Certain minerals, such as uraninite, cannot form under significant exposure to oxygen. Thick deposits of these rocks are found in rocks older than 2.5 bya years ago, indicating that essentially no oxygen (only trace amounts) was present. On page 17 Wells notes that uraninite deposits have been found in more recent rocks, but neglects to mention to his readers that these only occur under rapid-burial conditions, whereas ancient deposits of uraninite occur in slow deposition conditions, for example in sediments laid down by rivers, so that the minerals were exposed to atmospheric gases for significant periods of time before burial.
'Red beds' are geologic features containing highly oxidized iron (rust) indicative of high amounts of oxygen. Wells (p. 17) notes that red beds are found before 2 bya, but fails to mention that the temporal limit of red beds is just a few hundred million years before 2 bya.
Wells doesn't even mention the evidence that banded iron formations (incompletely oxidized iron indicative of ultralow-oxygen conditions) are very common prior to 2.3 bya and very rare afterwards.
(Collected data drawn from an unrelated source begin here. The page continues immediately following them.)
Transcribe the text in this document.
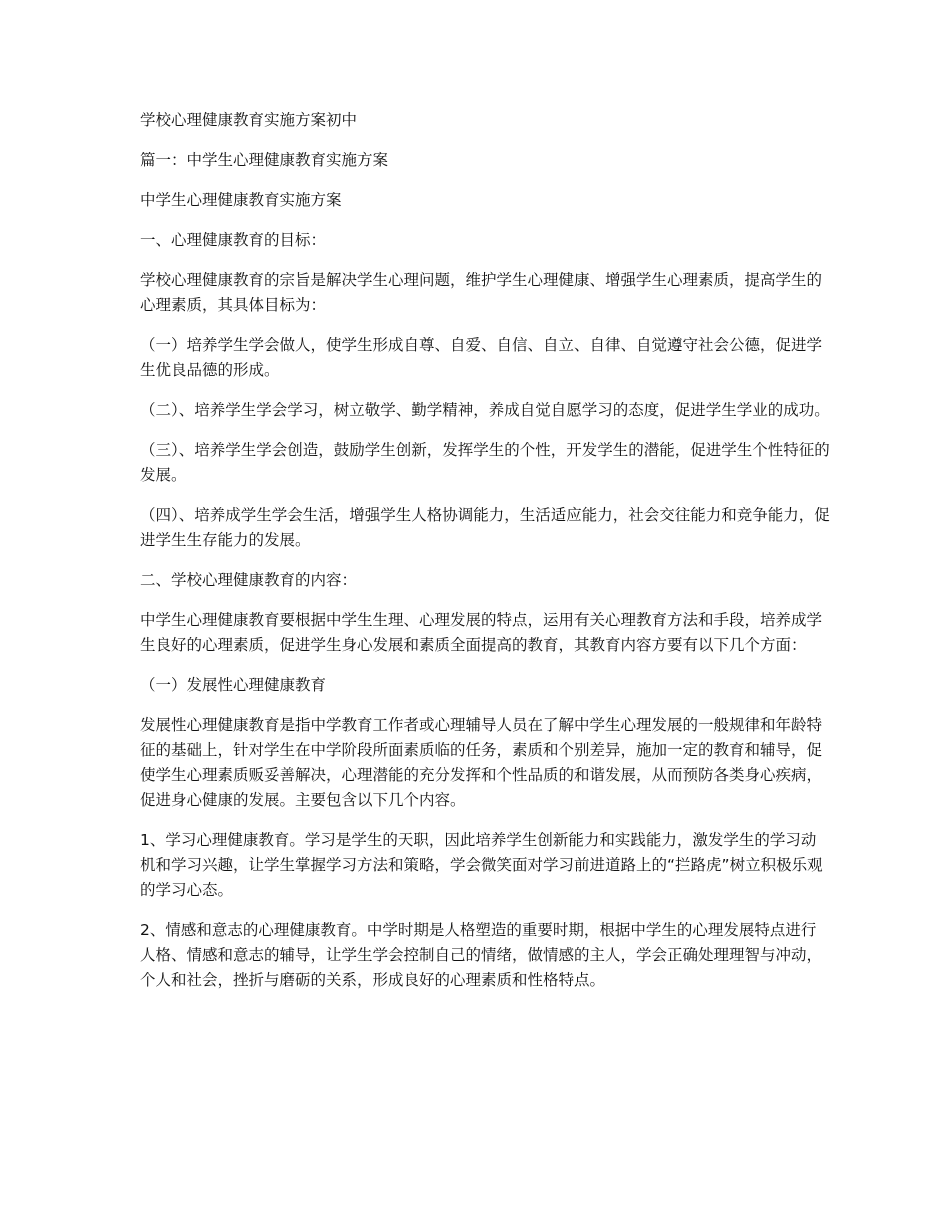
学校心理健康教育实施方案初中

篇一：中学生心理健康教育实施方案

中学生心理健康教育实施方案

一、心理健康教育的目标：

学校心理健康教育的宗旨是解决学生心理问题，维护学生心理健康、增强学生心理素质，提高学生的心理素质，其具体目标为：

（一）培养学生学会做人，使学生形成自尊、自爱、自信、自立、自律、自觉遵守社会公德，促进学生优良品德的形成。

（二）、培养学生学会学习，树立敬学、勤学精神，养成自觉自愿学习的态度，促进学生学业的成功。

（三）、培养学生学会创造，鼓励学生创新，发挥学生的个性，开发学生的潜能，促进学生个性特征的发展。

（四）、培养成学生学会生活，增强学生人格协调能力，生活适应能力，社会交往能力和竞争能力，促进学生生存能力的发展。

二、学校心理健康教育的内容：

中学生心理健康教育要根据中学生生理、心理发展的特点，运用有关心理教育方法和手段，培养成学生良好的心理素质，促进学生身心发展和素质全面提高的教育，其教育内容方要有以下几个方面：

（一）发展性心理健康教育

发展性心理健康教育是指中学教育工作者或心理辅导人员在了解中学生心理发展的一般规律和年龄特征的基础上，针对学生在中学阶段所面素质临的任务，素质和个别差异，施加一定的教育和辅导，促使学生心理素质贩妥善解决，心理潜能的充分发挥和个性品质的和谐发展，从而预防各类身心疾病，促进身心健康的发展。主要包含以下几个内容。

1、学习心理健康教育。学习是学生的天职，因此培养学生创新能力和实践能力，激发学生的学习动机和学习兴趣，让学生掌握学习方法和策略，学会微笑面对学习前进道路上的“拦路虎”树立积极乐观的学习心态。

2、情感和意志的心理健康教育。中学时期是人格塑造的重要时期，根据中学生的心理发展特点进行人格、情感和意志的辅导，让学生学会控制自己的情绪，做情感的主人，学会正确处理理智与冲动，个人和社会，挫折与磨砺的关系，形成良好的心理素质和性格特点。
Wells also doesn't mention that early paleosols (fossil soils) from about ~2.5 bya contain unoxidized cerium, impossible in an oxygenic atmosphere (e.g., Murakami et al., 2001).
Finally, Wells doesn't mention to his readers that pyrite, a mineral even more vulnerable to oxidation than uraninite, is found unoxidized in pre-2.5 bya rocks, and with significant evidence of long surface exposure (i.e. grains weathered by water erosion; e.g. Rasmussen and Buick, 1999).
Why does Wells leave out the converging independent lines of geological evidence pointing to an anoxic early (pre ~2.5 bya) atmosphere?
I don't know. I did not cite Wells. I cited a link to Duke University chemistry resources. This was from a link JediGirl gave. You apparently didn't read it or you may not understand oxidation/reduction. I answered your problem with the atmosphere and BIF. Please note: Oxygen is not needed for oxidation to occur or for something to be considered oxidizing.